Les jumelles prolongent la saga familiale de la maison Robert Bach
Créée en 1962 en Corrèze, la boucherie-charcuterie salaisons Robert Bach a trouvé ses repreneurs. Anne-Sophie et Marie-Laure, les deux petites-filles du fondateur, installées depuis six ans, développent les marchés et l’entreprise.
Créée en 1962 en Corrèze, la boucherie-charcuterie salaisons Robert Bach a trouvé ses repreneurs. Anne-Sophie et Marie-Laure, les deux petites-filles du fondateur, installées depuis six ans, développent les marchés et l’entreprise.
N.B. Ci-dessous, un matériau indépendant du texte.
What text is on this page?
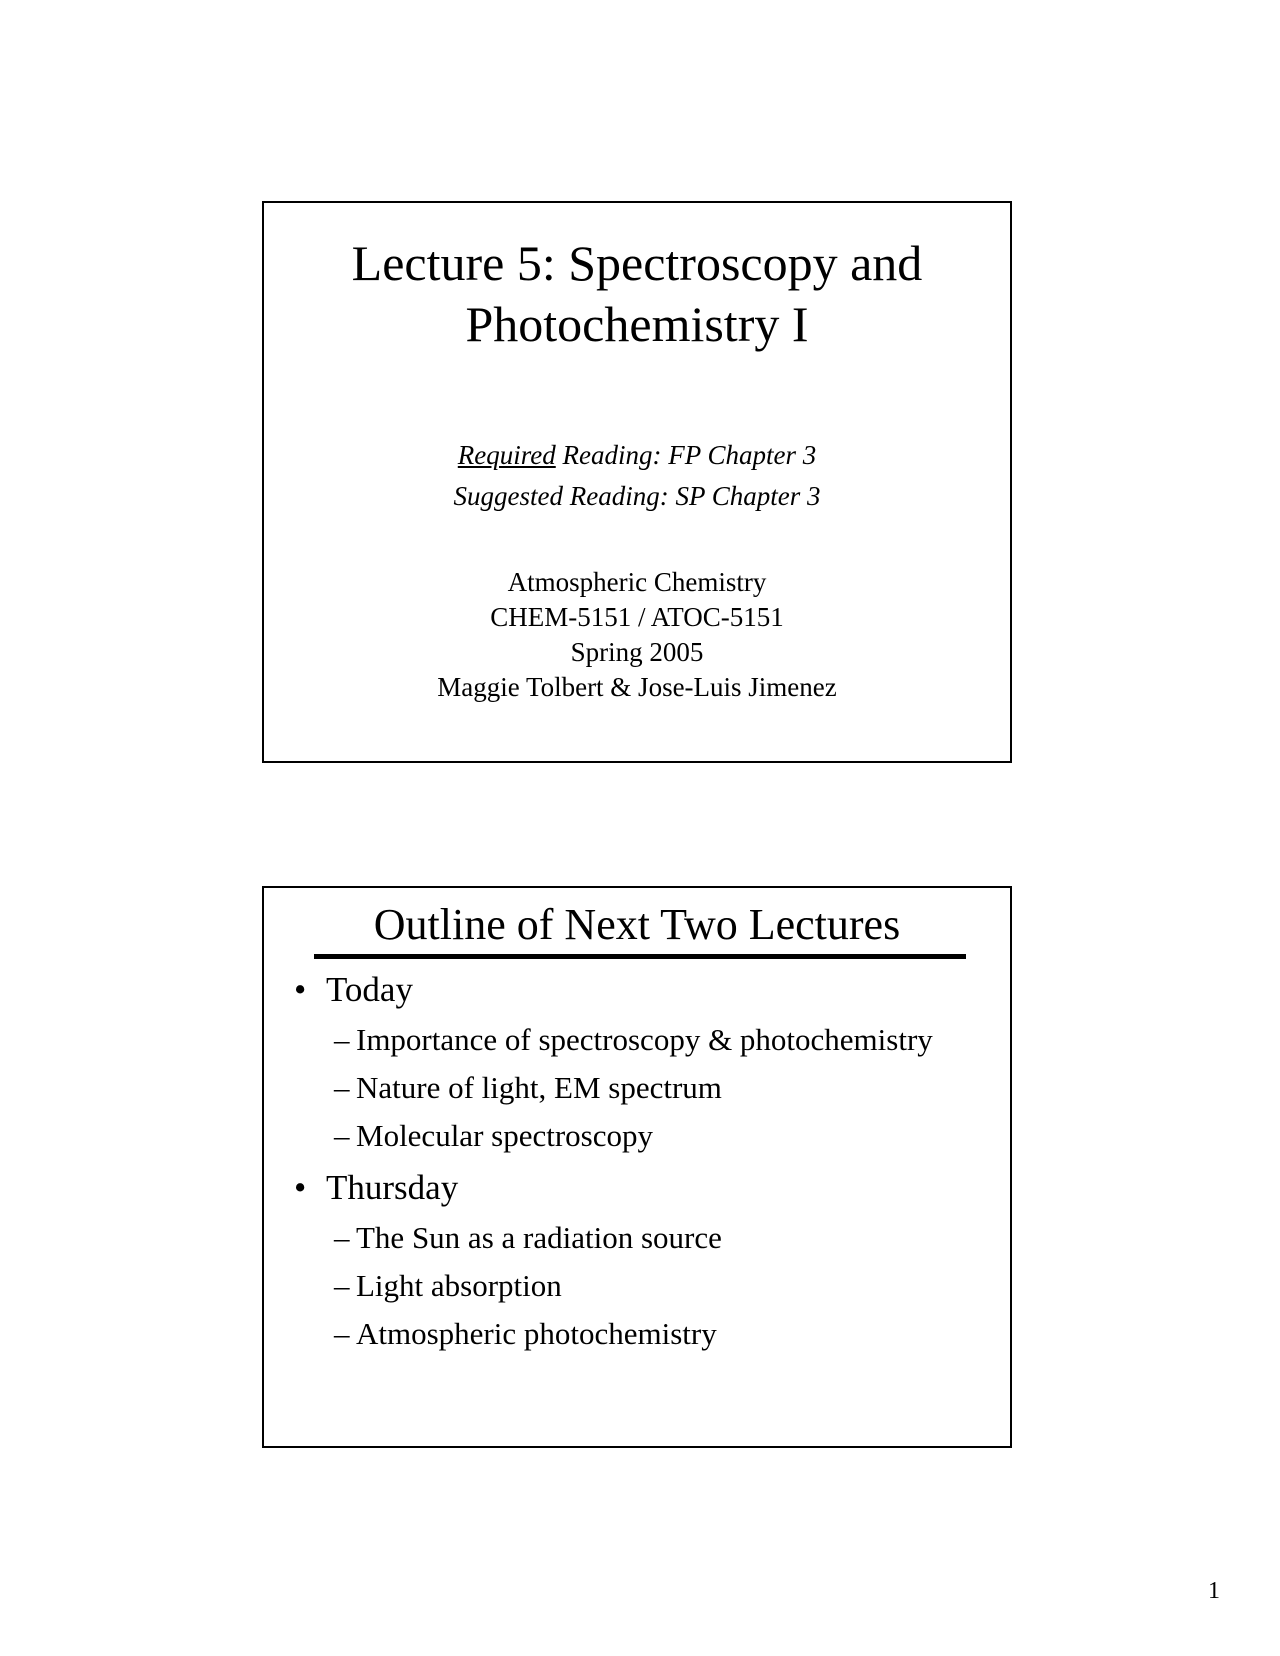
Lecture 5: Spectroscopy and
Photochemistry I
Required Reading: FP Chapter 3
Suggested Reading: SP Chapter 3
Atmospheric Chemistry
CHEM-5151 / ATOC-5151
Spring 2005
Maggie Tolbert & Jose-Luis Jimenez
Outline of Next Two Lectures
• Today
– Importance of spectroscopy & photochemistry
– Nature of light, EM spectrum
– Molecular spectroscopy
• Thursday
– The Sun as a radiation source
– Light absorption
– Atmospheric photochemistry
1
La boucherie-charcuterie salaisons Robert Bach a pris son envol à la suite d’une difficulté de trésorerie. Une histoire peu commune pour cette entreprise située à Brive (Corrèze) dont le laboratoire se trouve dans un quartier plutôt résidentiel. Tout a commencé en 1962 avec la création d’une salaison. « Les clients payaient à 90 jours et les fournisseurs demandaient à être payés à 30 ou 60 jours. Il fallait un mois minimum pour faire sécher les saucissons, l’argent manquait », explique Anne-Sophie Bach, qui gère aujourd’hui l’entreprise avec sa sœur jumelle Marie-Laure. Il fallait développer l’activité autrement, d’où l’idée d’acheter un camion magasin en 1969 et de commencer les marchés, place de la Guierle, cœur historique des marchés brivistes. Aujourd’hui, ce ne sont pas moins de huit personnes qui travaillent à temps plein dans l’entreprise et toujours dans le même laboratoire. Entre-temps, la flotte de camions a été multipliée par deux. « C’est en rentrant d’un marché que notre vieux camion est tombé en panne, raconte Anne-Sophie. Un collègue nous a prêté le sien et avec ce camion neuf, nous avons fait un très bon chiffre d’affaires. Nous avons alors choisi d’en acheter un neuf et de garder l’ancien pour mettre sur pied une deuxième tournée ». Le nouveau camion acheté en 2013 pour 80 000 € sera suivi d’un deuxième en 2015 (90 000 €). Des investissements conséquents mais sécurisants. « Nous les avons adaptés à notre façon de travailler et il n’y a plus le risque de ne pas avoir de froid en arrivant sur le marché », constate Marie-Laure Bach. En conséquence, « il fallait que nous trouvions des marchés supplémentaires », souligne Anne-Sophie Bach.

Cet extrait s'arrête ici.